The relationship between poetry and the Olympics "goes back to the very origins of the Games" in Ancient Greece, Tony Perrottet observed recently in the New York Times. He also noted that for much of the 20th century, poetry was an official, medal-winning Olympic competition until it was dropped in 1952 after organizers "began to doubt the quality of the offerings, as the gulf between the sports-related entries and contemporary poetry grew ever wider."  

But a variation on the theme of Olympian verse has been rekindled this year with the debut of Poetry Parnassus, which was held from June 26 to July 1 as part of an ambitious "Cultural Olympiad" organized by the Southbank Centre in London.

"Are there any ways in which poetry is like a sport?" the Observer asked Simon Armitage, whose "idea on the back of an envelope" became the inspiration for Poetry Parnassus.

"You are working at an extreme of intensity with language, a pitch you can't manage all the time," he replied.
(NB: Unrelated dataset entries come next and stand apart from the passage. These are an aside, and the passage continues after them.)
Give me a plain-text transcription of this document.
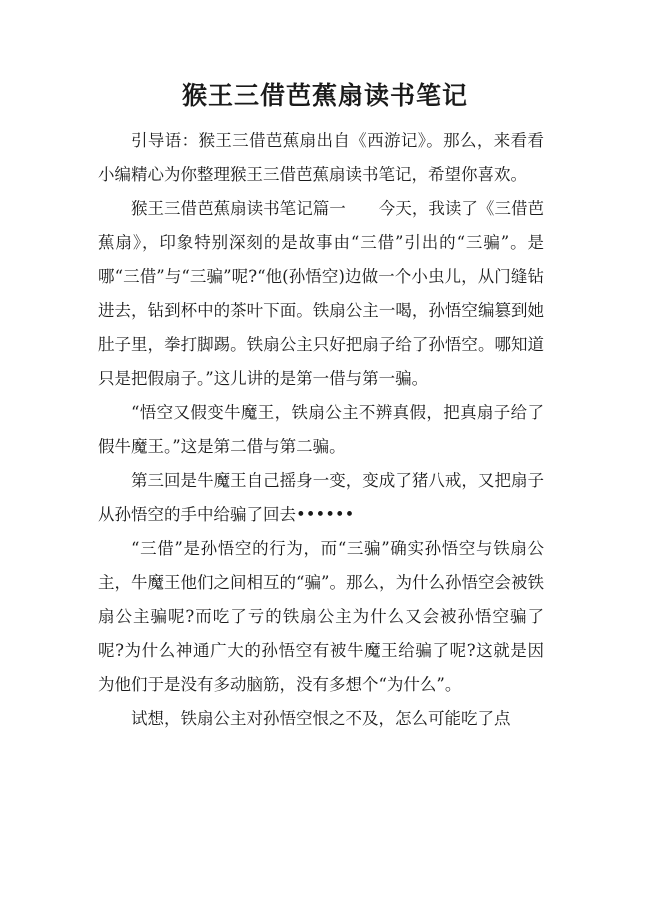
猴王三借芭蕉扇读书笔记

引导语：猴王三借芭蕉扇出自《西游记》。那么，来看看小编精心为你整理猴王三借芭蕉扇读书笔记，希望你喜欢。

猴王三借芭蕉扇读书笔记篇一　　今天，我读了《三借芭蕉扇》，印象特别深刻的是故事由“三借”引出的“三骗”。是哪“三借”与“三骗”呢?“他(孙悟空)边做一个小虫儿，从门缝钻进去，钻到杯中的茶叶下面。铁扇公主一喝，孙悟空编篡到她肚子里，拳打脚踢。铁扇公主只好把扇子给了孙悟空。哪知道只是把假扇子。”这儿讲的是第一借与第一骗。

“悟空又假变牛魔王，铁扇公主不辨真假，把真扇子给了假牛魔王。”这是第二借与第二骗。

第三回是牛魔王自己摇身一变，变成了猪八戒，又把扇子从孙悟空的手中给骗了回去••••••

“三借”是孙悟空的行为，而“三骗”确实孙悟空与铁扇公主，牛魔王他们之间相互的“骗”。那么，为什么孙悟空会被铁扇公主骗呢?而吃了亏的铁扇公主为什么又会被孙悟空骗了呢?为什么神通广大的孙悟空有被牛魔王给骗了呢?这就是因为他们于是没有多动脑筋，没有多想个“为什么”。

试想，铁扇公主对孙悟空恨之不及，怎么可能吃了点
Sounds like the Olympic poetic spirit to me.

More than 200 poets, rappers, spoken word artists, singers and storytellers--representing the competing Olympic nations--gathered for the six days and 100-plus events, activities and workshops. Podcasts from Poetry Parnassus continue to be released on the website.

Chilean collective Casagrande's "Rain of Poems over London" helped launch the celebration, dropping 100,000 poems printed on bookmarks from a helicopter over Jubilee Gardens.

The World Record: International Voices from Poetry Parnassus, edited by Neil Astley and Anna Selby, was published by Bloodaxe Books and the Southbank Centre. There is also an interactive map featuring poems from the anthology. Click Ireland, for example, and you find Seamus Heaney's "The Underground," which starts:

There we were in the vaulted tunnel running,
You in your going-away coat speeding ahead
And me, me then like a fleet god gaining
Upon you before you turned to a reed

Click Laos, and there is Bryan Thao Worra's poem "No Regrets," beginning:

Maybe one day,
A page will be found,
A song will be heard,
A stroke will be drawn
Filled with explanations.

Poems about love and poems about political struggle; there was room for both, and more, at Poetry Parnassus.

"This Olympic framework excites the opportunity to speak out," said Armitage beforehand. "We should expect as many protest songs as songs of praise. This is not an anti-Olympic event but when I watch the Olympics, it sickens me that people are gagged and labeled and everybody has to stand up, drape themselves in a flag and stamp to their national anthem in front of the official fizzy drink. That is not the way most people feel about their country. This is an opportunity to address some of those issues."

PEN International hosted a series of discussions "surrounding the literary themes of exile and conflict," the International Herald Tribune reported, noting that after one of the talks, Nicaraguan poet Gioconda Belli, "whose political activism and writing has attracted the attention of such writers as Harold Pinter and Salman Rushdie, said that an event like Poetry Parnassus 'widens your understanding of life and of humanity,' enabling poets to 'relativize what is happening' in their own lives and country and 'to feel part of this global chorus.'"

In an interview, spoken word poet T.J. Dema of Botswana considered the possibilities inherent in a project like Poetry Parnassus: "I don't think poetry is ever going to singlehandedly save the world but it can introduce ideas into individuals' lives. I think at some point on the event's ambition gradient we would need to acknowledge that gatherings like this also function on a personal level--a large group of people agreeing that something, whatever it is, is important enough to gather over is heady symbolism and if this gets a little girl who hasn't had a poem read to her to experience that or someone who hasn't picked up a book in a long time to do so then I think that's prize enough and to start with we should take what we can get and trust the words to do their magic."

"People aren't satisfied by language they don't understand," wrote Abdullahi Botan Hassan--who was born in Somalia but has lived in London since 1998--in his poem "Central London." He also counseled: "The key to what you are ignorant of is to learn."

To learn, to discuss, to hear, to read, to gather. For excellence in the "working at an extreme of intensity with language" marathon, Poetry Parnassus earned Olympic gold.--Published by Shelf Awareness, issue #1777.